Después de cuatro años de seguridad democrática, con la mejor tajada del presupuesto nacional para el Ejército, la cúpula de las Farc sigue prácticamente intacta, el negocio del narcotráfico sigue entre los paracos desmovilizados, y las acusaciones de cometer terribles violaciones a los derechos humanos no se detienen. Y como la justicia penal militar no funciona, después las indemnizaciones millonarias se las aplican al Estado desde el exterior, tal vez porque tan lejos no llega la mano intimidante del Ejército.

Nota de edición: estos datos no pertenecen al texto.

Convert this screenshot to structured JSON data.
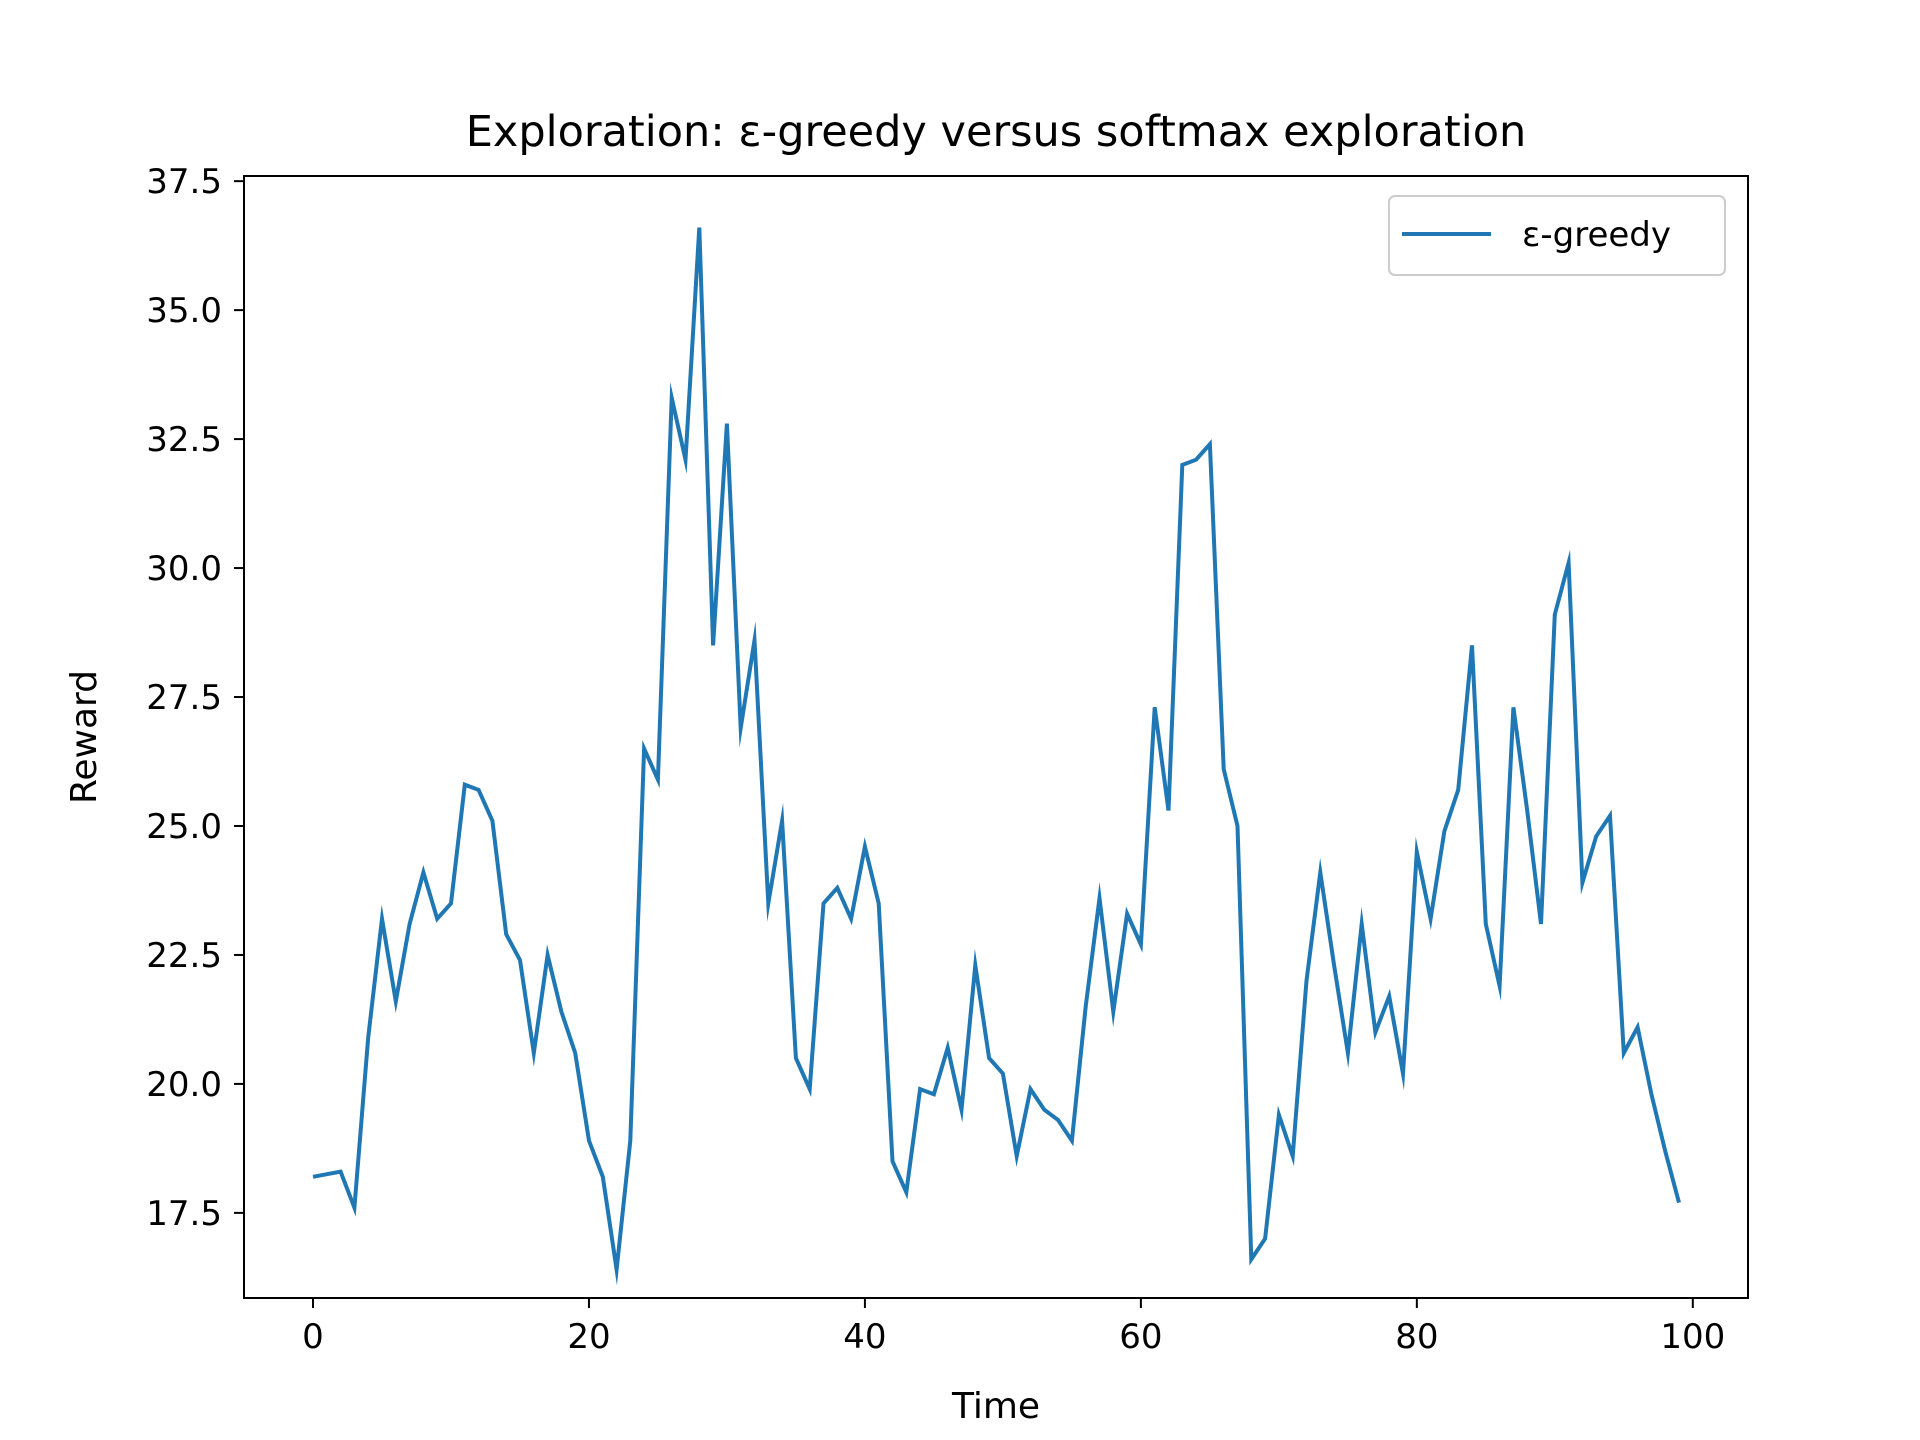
{
  "chart_data": {
    "type": "line",
    "title": "Exploration: ε-greedy versus softmax exploration",
    "xlabel": "Time",
    "ylabel": "Reward",
    "xlim": [
      -5,
      104
    ],
    "ylim": [
      15.85,
      37.6
    ],
    "xticks": [
      0,
      20,
      40,
      60,
      80,
      100
    ],
    "yticks": [
      17.5,
      20.0,
      22.5,
      25.0,
      27.5,
      30.0,
      32.5,
      35.0,
      37.5
    ],
    "ytick_labels": [
      "17.5",
      "20.0",
      "22.5",
      "25.0",
      "27.5",
      "30.0",
      "32.5",
      "35.0",
      "37.5"
    ],
    "grid": false,
    "legend": {
      "placement": "top-right",
      "entries": [
        "ε-greedy"
      ]
    },
    "series": [
      {
        "name": "ε-greedy",
        "color": "#1f77b4",
        "x": [
          0,
          1,
          2,
          3,
          4,
          5,
          6,
          7,
          8,
          9,
          10,
          11,
          12,
          13,
          14,
          15,
          16,
          17,
          18,
          19,
          20,
          21,
          22,
          23,
          24,
          25,
          26,
          27,
          28,
          29,
          30,
          31,
          32,
          33,
          34,
          35,
          36,
          37,
          38,
          39,
          40,
          41,
          42,
          43,
          44,
          45,
          46,
          47,
          48,
          49,
          50,
          51,
          52,
          53,
          54,
          55,
          56,
          57,
          58,
          59,
          60,
          61,
          62,
          63,
          64,
          65,
          66,
          67,
          68,
          69,
          70,
          71,
          72,
          73,
          74,
          75,
          76,
          77,
          78,
          79,
          80,
          81,
          82,
          83,
          84,
          85,
          86,
          87,
          88,
          89,
          90,
          91,
          92,
          93,
          94,
          95,
          96,
          97,
          98,
          99
        ],
        "values": [
          18.2,
          18.25,
          18.3,
          17.6,
          20.9,
          23.2,
          21.6,
          23.1,
          24.1,
          23.2,
          23.5,
          25.8,
          25.7,
          25.1,
          22.9,
          22.4,
          20.6,
          22.5,
          21.4,
          20.6,
          18.9,
          18.2,
          16.4,
          18.9,
          26.5,
          25.9,
          33.3,
          32.1,
          36.6,
          28.5,
          32.8,
          26.9,
          28.6,
          23.5,
          25.1,
          20.5,
          19.9,
          23.5,
          23.8,
          23.2,
          24.6,
          23.5,
          18.5,
          17.9,
          19.9,
          19.8,
          20.7,
          19.5,
          22.3,
          20.5,
          20.2,
          18.6,
          19.9,
          19.5,
          19.3,
          18.9,
          21.5,
          23.6,
          21.4,
          23.3,
          22.7,
          27.3,
          25.3,
          32.0,
          32.1,
          32.4,
          26.1,
          25.0,
          16.6,
          17.0,
          19.4,
          18.6,
          22.0,
          24.1,
          22.3,
          20.6,
          23.1,
          21.0,
          21.7,
          20.2,
          24.5,
          23.2,
          24.9,
          25.7,
          28.5,
          23.1,
          21.9,
          27.3,
          25.3,
          23.1,
          29.1,
          30.1,
          23.9,
          24.8,
          25.2,
          20.6,
          21.1,
          19.8,
          18.7,
          17.7
        ]
      }
    ]
  }
}
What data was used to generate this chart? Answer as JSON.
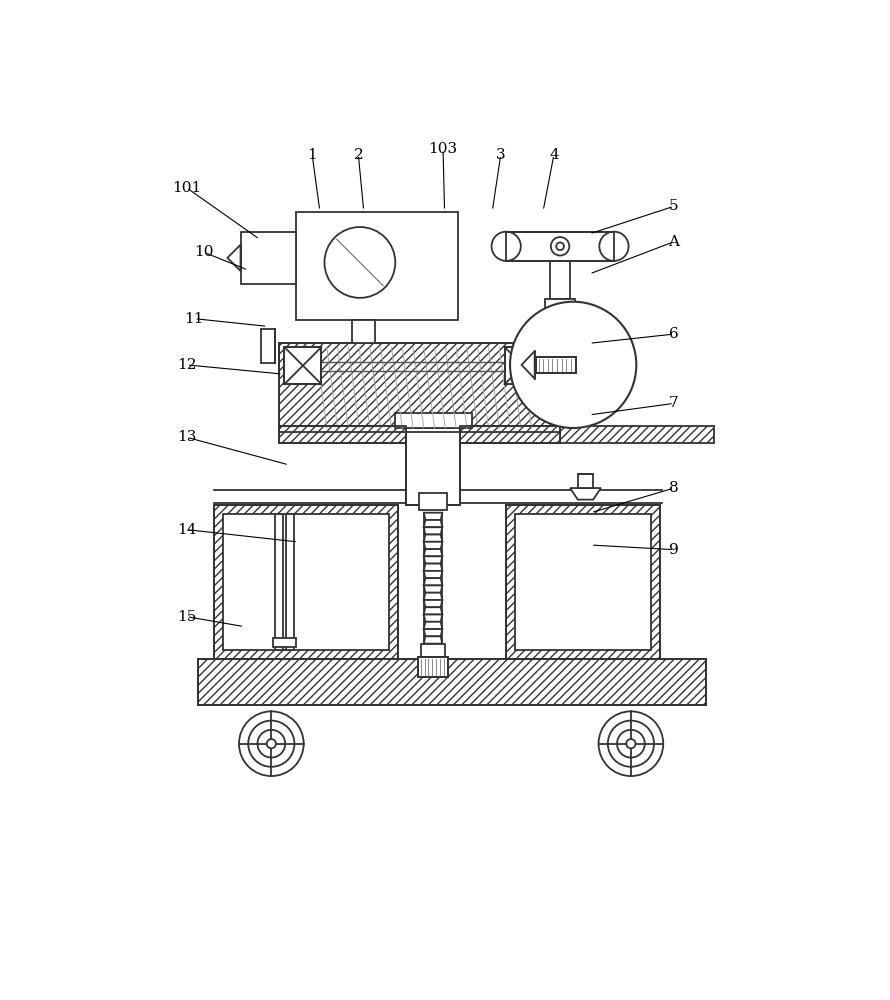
{
  "bg_color": "#ffffff",
  "line_color": "#333333",
  "lw": 1.3,
  "fig_w": 8.9,
  "fig_h": 10.0,
  "dpi": 100
}
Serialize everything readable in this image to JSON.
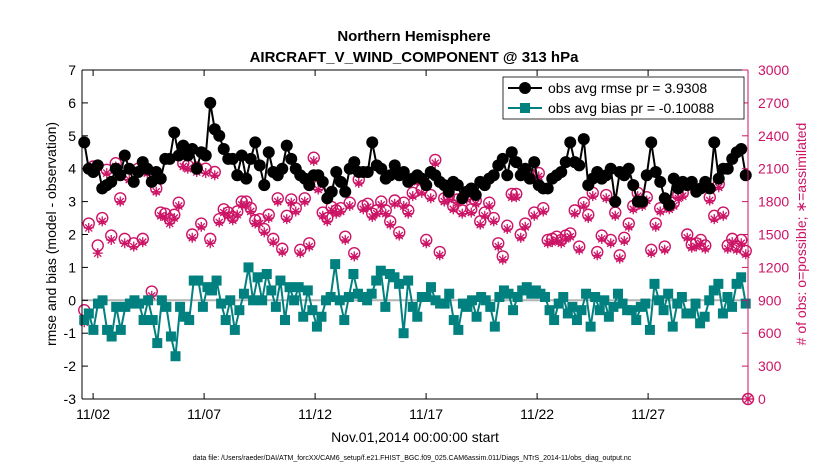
{
  "chart_data": {
    "type": "line",
    "title": "Northern Hemisphere",
    "subtitle": "AIRCRAFT_V_WIND_COMPONENT @ 313 hPa",
    "xlabel": "Nov.01,2014 00:00:00 start",
    "ylabel": "rmse and bias (model - observation)",
    "y2label": "# of obs: o=possible; ∗=assimilated",
    "footnote": "data file: /Users/raeder/DAI/ATM_forcXX/CAM6_setup/f.e21.FHIST_BGC.f09_025.CAM6assim.011/Diags_NTrS_2014-11/obs_diag_output.nc",
    "x_unit": "days since Nov.01,2014 00:00",
    "xlim": [
      0.5,
      30.5
    ],
    "ylim": [
      -3,
      7
    ],
    "y2lim": [
      0,
      3000
    ],
    "xticks": [
      1,
      6,
      11,
      16,
      21,
      26
    ],
    "xtick_labels": [
      "11/02",
      "11/07",
      "11/12",
      "11/17",
      "11/22",
      "11/27"
    ],
    "yticks": [
      -3,
      -2,
      -1,
      0,
      1,
      2,
      3,
      4,
      5,
      6,
      7
    ],
    "y2ticks": [
      0,
      300,
      600,
      900,
      1200,
      1500,
      1800,
      2100,
      2400,
      2700,
      3000
    ],
    "legend_position": "top-right",
    "colors": {
      "rmse": "#000000",
      "bias": "#00807f",
      "obs": "#cc1466",
      "zero_line": "#b3b3b3"
    },
    "series": [
      {
        "name": "obs avg rmse pr = 3.9308",
        "axis": "left",
        "values": [
          4.8,
          4.0,
          3.9,
          4.1,
          3.4,
          3.5,
          3.6,
          4.0,
          3.8,
          4.4,
          4.0,
          3.6,
          3.9,
          4.2,
          4.0,
          3.6,
          3.9,
          3.7,
          4.3,
          4.3,
          5.1,
          4.4,
          4.7,
          4.4,
          4.6,
          4.0,
          4.5,
          4.4,
          6.0,
          5.2,
          5.0,
          4.6,
          4.3,
          4.3,
          3.8,
          4.4,
          3.7,
          4.3,
          4.8,
          4.1,
          3.5,
          4.5,
          3.9,
          3.8,
          4.0,
          4.7,
          4.3,
          4.0,
          3.8,
          3.7,
          3.5,
          3.8,
          3.8,
          3.6,
          3.1,
          3.3,
          3.9,
          3.6,
          3.3,
          4.0,
          4.2,
          3.9,
          3.9,
          3.9,
          4.8,
          4.1,
          4.0,
          3.7,
          3.8,
          4.1,
          3.8,
          3.9,
          3.6,
          3.7,
          3.8,
          3.7,
          3.5,
          3.9,
          3.8,
          3.6,
          3.5,
          3.3,
          3.6,
          3.5,
          3.1,
          3.3,
          3.4,
          3.2,
          3.6,
          3.5,
          3.7,
          3.8,
          4.1,
          4.3,
          3.8,
          4.5,
          4.2,
          3.8,
          4.0,
          3.7,
          4.2,
          3.5,
          3.4,
          3.4,
          3.7,
          3.8,
          3.9,
          4.2,
          4.8,
          4.2,
          4.1,
          4.9,
          3.5,
          3.7,
          3.9,
          3.7,
          3.8,
          4.0,
          3.0,
          3.9,
          3.8,
          4.0,
          3.5,
          3.0,
          3.0,
          3.8,
          4.8,
          3.9,
          3.6,
          3.1,
          2.9,
          3.7,
          3.4,
          3.6,
          3.5,
          3.6,
          3.3,
          3.4,
          3.6,
          3.4,
          4.8,
          3.7,
          4.0,
          4.0,
          4.3,
          4.5,
          4.6,
          3.8
        ]
      },
      {
        "name": "obs avg bias pr = -0.10088",
        "axis": "left",
        "values": [
          -0.6,
          -0.4,
          -0.9,
          -0.1,
          0.0,
          -0.9,
          -1.1,
          -0.2,
          -0.9,
          -0.2,
          -0.1,
          0.0,
          -0.1,
          -0.6,
          0.0,
          -0.6,
          -1.3,
          0.0,
          -0.2,
          -1.1,
          -1.7,
          -0.2,
          -0.5,
          -0.6,
          0.6,
          0.6,
          -0.2,
          0.4,
          0.3,
          0.6,
          -0.1,
          -0.6,
          0.0,
          -0.9,
          -0.3,
          0.2,
          1.0,
          0.0,
          0.7,
          0.0,
          0.8,
          0.3,
          -0.2,
          0.6,
          -0.6,
          0.4,
          0.0,
          0.4,
          -0.5,
          0.3,
          -0.3,
          -0.8,
          -0.5,
          0.0,
          0.1,
          1.1,
          0.0,
          -0.6,
          0.1,
          0.8,
          0.2,
          0.1,
          0.0,
          0.2,
          0.6,
          0.9,
          -0.2,
          0.8,
          0.7,
          0.5,
          -1.0,
          0.6,
          -0.2,
          -0.5,
          0.1,
          0.1,
          0.4,
          0.0,
          -0.1,
          -0.1,
          0.2,
          -0.6,
          -0.9,
          -0.1,
          -0.2,
          0.0,
          -0.5,
          0.1,
          0.0,
          -0.2,
          -0.8,
          0.1,
          0.3,
          0.2,
          -0.3,
          0.1,
          0.3,
          0.4,
          0.2,
          0.3,
          0.2,
          0.1,
          -0.3,
          -0.6,
          -0.1,
          0.1,
          -0.4,
          -0.2,
          -0.6,
          -0.3,
          0.2,
          -0.8,
          0.1,
          -0.3,
          0.0,
          -0.5,
          -0.2,
          0.2,
          -0.1,
          -0.3,
          -0.3,
          -0.6,
          -0.2,
          -0.1,
          -0.9,
          0.5,
          0.0,
          -0.3,
          0.2,
          -0.8,
          -0.1,
          0.1,
          -0.4,
          -0.4,
          -0.1,
          -0.7,
          -0.5,
          0.0,
          0.3,
          0.5,
          -0.4,
          0.1,
          -0.2,
          0.5,
          0.7,
          -0.1
        ]
      },
      {
        "name": "possible obs (o)",
        "axis": "right",
        "marker": "circle",
        "values": [
          810,
          1600,
          2120,
          1400,
          1650,
          2090,
          1490,
          2150,
          1830,
          1460,
          2030,
          1420,
          2100,
          1460,
          2090,
          980,
          1920,
          1700,
          1690,
          1640,
          1680,
          1790,
          2150,
          2130,
          1500,
          2110,
          1600,
          2100,
          1460,
          2070,
          1640,
          1730,
          1700,
          1660,
          1710,
          1800,
          1800,
          1740,
          1630,
          1640,
          1550,
          1680,
          1460,
          1830,
          1370,
          1670,
          1820,
          1740,
          1360,
          1830,
          1420,
          2200,
          1940,
          1700,
          1650,
          1750,
          1720,
          1740,
          1480,
          1790,
          1330,
          2000,
          1760,
          1780,
          1690,
          1720,
          1800,
          1720,
          1620,
          1810,
          1520,
          1790,
          1720,
          1880,
          2010,
          1910,
          1450,
          1860,
          2180,
          1340,
          1830,
          1850,
          1760,
          1820,
          1720,
          1850,
          1730,
          1810,
          1620,
          1700,
          1790,
          1650,
          1420,
          1300,
          1580,
          1870,
          1870,
          1500,
          1600,
          2050,
          1700,
          2060,
          1740,
          1450,
          1460,
          1480,
          1450,
          1490,
          1510,
          1720,
          1390,
          1790,
          1680,
          1880,
          1340,
          1490,
          1860,
          1450,
          1700,
          1310,
          1470,
          1600,
          1760,
          1880,
          1790,
          1840,
          1360,
          1600,
          1740,
          1390,
          1760,
          1790,
          1860,
          1880,
          1500,
          1410,
          1420,
          1450,
          1400,
          1840,
          1670,
          1960,
          1700,
          1400,
          1460,
          1390,
          1450,
          1350
        ]
      },
      {
        "name": "assimilated obs (∗)",
        "axis": "right",
        "marker": "asterisk",
        "values": [
          700,
          1560,
          2100,
          1330,
          1620,
          2060,
          1450,
          2120,
          1800,
          1420,
          2000,
          1390,
          2070,
          1430,
          2060,
          940,
          1890,
          1670,
          1660,
          1600,
          1650,
          1760,
          2120,
          2100,
          1470,
          2070,
          1570,
          2060,
          1420,
          2040,
          1610,
          1700,
          1670,
          1630,
          1680,
          1770,
          1770,
          1710,
          1600,
          1600,
          1520,
          1650,
          1430,
          1800,
          1340,
          1640,
          1790,
          1710,
          1330,
          1800,
          1390,
          2170,
          1910,
          1670,
          1620,
          1720,
          1690,
          1710,
          1450,
          1760,
          1300,
          1970,
          1730,
          1750,
          1660,
          1690,
          1770,
          1690,
          1590,
          1780,
          1490,
          1760,
          1690,
          1850,
          1980,
          1880,
          1420,
          1830,
          2150,
          1310,
          1800,
          1820,
          1730,
          1790,
          1690,
          1820,
          1700,
          1780,
          1590,
          1670,
          1760,
          1620,
          1390,
          1270,
          1550,
          1840,
          1840,
          1470,
          1570,
          2020,
          1670,
          2030,
          1710,
          1420,
          1430,
          1450,
          1420,
          1460,
          1480,
          1690,
          1360,
          1760,
          1650,
          1850,
          1310,
          1460,
          1830,
          1420,
          1670,
          1280,
          1440,
          1570,
          1730,
          1850,
          1760,
          1810,
          1330,
          1570,
          1710,
          1360,
          1730,
          1760,
          1830,
          1850,
          1470,
          1380,
          1390,
          1420,
          1370,
          1810,
          1640,
          1930,
          1670,
          1370,
          1430,
          1360,
          1420,
          1320
        ]
      }
    ]
  }
}
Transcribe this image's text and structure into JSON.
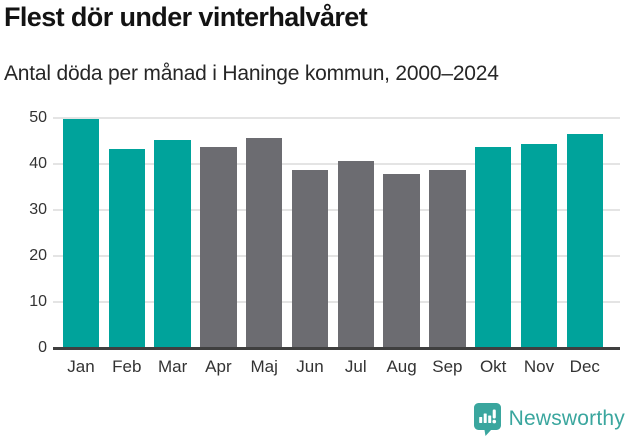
{
  "header": {
    "title": "Flest dör under vinterhalvåret",
    "subtitle": "Antal döda per månad i Haninge kommun, 2000–2024"
  },
  "chart_data": {
    "type": "bar",
    "title": "Flest dör under vinterhalvåret",
    "subtitle": "Antal döda per månad i Haninge kommun, 2000–2024",
    "categories": [
      "Jan",
      "Feb",
      "Mar",
      "Apr",
      "Maj",
      "Jun",
      "Jul",
      "Aug",
      "Sep",
      "Okt",
      "Nov",
      "Dec"
    ],
    "values": [
      49.7,
      43.2,
      45.1,
      43.7,
      45.5,
      38.6,
      40.6,
      37.8,
      38.7,
      43.6,
      44.2,
      46.4
    ],
    "highlighted_categories": [
      "Jan",
      "Feb",
      "Mar",
      "Okt",
      "Nov",
      "Dec"
    ],
    "xlabel": "",
    "ylabel": "",
    "ylim": [
      0,
      50
    ],
    "yticks": [
      0,
      10,
      20,
      30,
      40,
      50
    ],
    "grid": true,
    "legend": false,
    "colors": {
      "highlight_bar": "#00a39b",
      "muted_bar": "#6c6c71",
      "gridline": "#e4e4e4",
      "axis_line": "#3f3f3f",
      "tick_label": "#333333"
    }
  },
  "footer": {
    "brand": "Newsworthy",
    "brand_color": "#3aa69e",
    "icon": "newsworthy-chart-pin-icon"
  }
}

Ni siquiera puedo dar nombres y datos precisos de lo que escribo, y todo lo que digo lo escribo por indicios, por noticias fragmentarias de prensa, por susurros medrosos en las embajadas, por infidencias de funcionarios que estuvieron en el Ministerio de Defensa, pero en realidad, nadie se atreve a hablar abiertamente, nadie puede investigar al Ejército, y por eso mismo mantienen un fuero más allá de todo criterio racional. Después de la carnicería de Jamundí, y ahora que han condenado con inusual rigor a los soldaditos de la guaca y a los oficiales fugitivos (se fugan si los van a condenar), es el momento de que todo eso tan turbio que ocurre en el Ejército se investigue a fondo, se airee, se libere de su aire clandestino. Porque los militares no pueden ser intocables, ni seres de otro mundo, ni colombianos de otra categoría con quienes nadie puede meterse. Y si todo esto que digo es injusto, como me dirán, entonces que permitan a un grupo completamente independiente de investigadores que indaguen lo que ocurre ahí y nos digan a todos la verdad.